E’ un alibi: si vuol far credere che le maniere forti possano sostituire l’accoglienza che non c’è. E per ridimensionare i flussi — e risolvere la questione – si conta di accogliere i rifugiati (quelli che provengono da paesi “insicuri”, in guerra) e di respingere i migranti (quelli che provengono da paesi definiti “sicuri”). Anche Prodi ha ricordato che nessuno Stato dell’Africa — e meno che mai Iraq, Afghanistan o Kurdistan – è sicuro; e anche il ministero degli esteri avverte i turisti che tutti i paesi da cui provengono i migranti non sono sicuri. Se in tanti rischiano morte e violenza per fuggire dal loro paese è perché là non possono più vivere.

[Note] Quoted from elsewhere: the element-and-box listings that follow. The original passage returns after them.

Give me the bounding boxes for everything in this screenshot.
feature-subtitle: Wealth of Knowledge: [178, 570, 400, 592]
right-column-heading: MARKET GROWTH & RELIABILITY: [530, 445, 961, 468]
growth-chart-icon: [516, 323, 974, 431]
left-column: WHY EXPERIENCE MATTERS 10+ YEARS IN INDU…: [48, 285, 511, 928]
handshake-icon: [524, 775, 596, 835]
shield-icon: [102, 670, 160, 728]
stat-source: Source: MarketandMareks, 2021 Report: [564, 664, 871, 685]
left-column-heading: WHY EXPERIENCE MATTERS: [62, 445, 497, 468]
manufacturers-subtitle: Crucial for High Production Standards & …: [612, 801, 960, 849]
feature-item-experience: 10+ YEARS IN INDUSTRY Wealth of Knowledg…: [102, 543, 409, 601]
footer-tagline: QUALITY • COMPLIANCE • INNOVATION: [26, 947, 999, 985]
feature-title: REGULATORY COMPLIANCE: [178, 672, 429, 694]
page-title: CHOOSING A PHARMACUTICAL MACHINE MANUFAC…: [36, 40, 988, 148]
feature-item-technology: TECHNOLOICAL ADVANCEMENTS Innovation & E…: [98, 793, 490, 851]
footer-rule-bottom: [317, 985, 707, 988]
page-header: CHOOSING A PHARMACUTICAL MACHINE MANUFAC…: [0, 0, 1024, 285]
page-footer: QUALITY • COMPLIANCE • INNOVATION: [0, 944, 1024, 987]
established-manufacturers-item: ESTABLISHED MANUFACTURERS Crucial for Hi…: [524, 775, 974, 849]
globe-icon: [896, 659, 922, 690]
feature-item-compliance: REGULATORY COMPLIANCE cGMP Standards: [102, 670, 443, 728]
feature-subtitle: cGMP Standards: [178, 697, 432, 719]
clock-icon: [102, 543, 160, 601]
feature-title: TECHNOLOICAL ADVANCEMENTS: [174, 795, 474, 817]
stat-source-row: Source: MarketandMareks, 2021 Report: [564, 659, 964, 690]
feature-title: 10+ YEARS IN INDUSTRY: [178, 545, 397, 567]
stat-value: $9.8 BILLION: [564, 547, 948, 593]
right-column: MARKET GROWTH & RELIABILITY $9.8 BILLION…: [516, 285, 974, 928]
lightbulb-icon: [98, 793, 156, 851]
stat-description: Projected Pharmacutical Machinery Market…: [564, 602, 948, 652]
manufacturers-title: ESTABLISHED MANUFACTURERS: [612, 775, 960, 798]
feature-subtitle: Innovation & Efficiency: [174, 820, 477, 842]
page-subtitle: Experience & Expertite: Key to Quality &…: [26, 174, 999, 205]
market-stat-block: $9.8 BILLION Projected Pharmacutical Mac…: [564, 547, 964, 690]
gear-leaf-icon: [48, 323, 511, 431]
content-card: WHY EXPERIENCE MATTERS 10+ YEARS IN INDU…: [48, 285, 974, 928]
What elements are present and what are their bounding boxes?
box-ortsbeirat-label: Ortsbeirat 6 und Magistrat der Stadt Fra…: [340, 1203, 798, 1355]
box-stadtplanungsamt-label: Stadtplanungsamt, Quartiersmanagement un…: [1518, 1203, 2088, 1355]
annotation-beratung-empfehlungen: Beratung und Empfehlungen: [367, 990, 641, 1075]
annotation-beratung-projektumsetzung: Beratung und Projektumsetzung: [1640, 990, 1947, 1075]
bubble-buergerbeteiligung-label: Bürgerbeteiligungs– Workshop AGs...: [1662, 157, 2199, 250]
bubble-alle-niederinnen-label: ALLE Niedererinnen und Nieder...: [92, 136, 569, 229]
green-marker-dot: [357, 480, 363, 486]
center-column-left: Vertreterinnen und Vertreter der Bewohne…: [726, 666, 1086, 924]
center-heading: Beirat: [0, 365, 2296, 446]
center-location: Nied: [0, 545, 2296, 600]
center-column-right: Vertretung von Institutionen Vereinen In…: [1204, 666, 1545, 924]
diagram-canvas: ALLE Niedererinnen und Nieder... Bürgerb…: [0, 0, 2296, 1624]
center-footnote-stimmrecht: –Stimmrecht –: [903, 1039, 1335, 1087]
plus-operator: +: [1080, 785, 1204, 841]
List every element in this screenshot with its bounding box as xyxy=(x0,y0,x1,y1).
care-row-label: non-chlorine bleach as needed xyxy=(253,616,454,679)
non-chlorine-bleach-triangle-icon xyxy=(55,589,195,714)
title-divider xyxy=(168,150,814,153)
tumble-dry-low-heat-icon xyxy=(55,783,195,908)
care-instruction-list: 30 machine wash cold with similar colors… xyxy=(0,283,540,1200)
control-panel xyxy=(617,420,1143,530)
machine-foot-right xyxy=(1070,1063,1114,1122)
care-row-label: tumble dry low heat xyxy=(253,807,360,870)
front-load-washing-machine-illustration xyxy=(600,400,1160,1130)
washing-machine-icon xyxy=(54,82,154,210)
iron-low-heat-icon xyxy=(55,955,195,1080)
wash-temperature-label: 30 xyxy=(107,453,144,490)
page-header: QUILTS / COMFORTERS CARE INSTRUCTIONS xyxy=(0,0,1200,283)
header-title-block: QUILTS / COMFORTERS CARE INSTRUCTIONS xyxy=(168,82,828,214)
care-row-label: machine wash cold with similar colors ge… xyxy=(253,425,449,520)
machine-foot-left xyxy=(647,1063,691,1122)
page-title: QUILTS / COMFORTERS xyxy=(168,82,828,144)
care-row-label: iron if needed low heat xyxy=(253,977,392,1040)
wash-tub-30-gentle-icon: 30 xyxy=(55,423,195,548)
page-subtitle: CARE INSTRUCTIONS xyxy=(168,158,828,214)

E’ un’infamia, perché nasconde il fatto che se venissero approntati corridoi umanitari per permettere a chi fugge di raggiungere in sicurezza l’Europa, gli scafisti di mare e di terra non esisterebbero e si sarebbero evitate decine di migliaia di morti. E’ un crimine, perché fermare gli scafisti in Libia (nessuno, però, ha proposto di bombardare quelli della Turchia, altrettanto spietati), posto che sia fattibile, significa ricacciare i profughi nel deserto, condannandoli ai tanti modi di morire a cui si erano appena sottratti.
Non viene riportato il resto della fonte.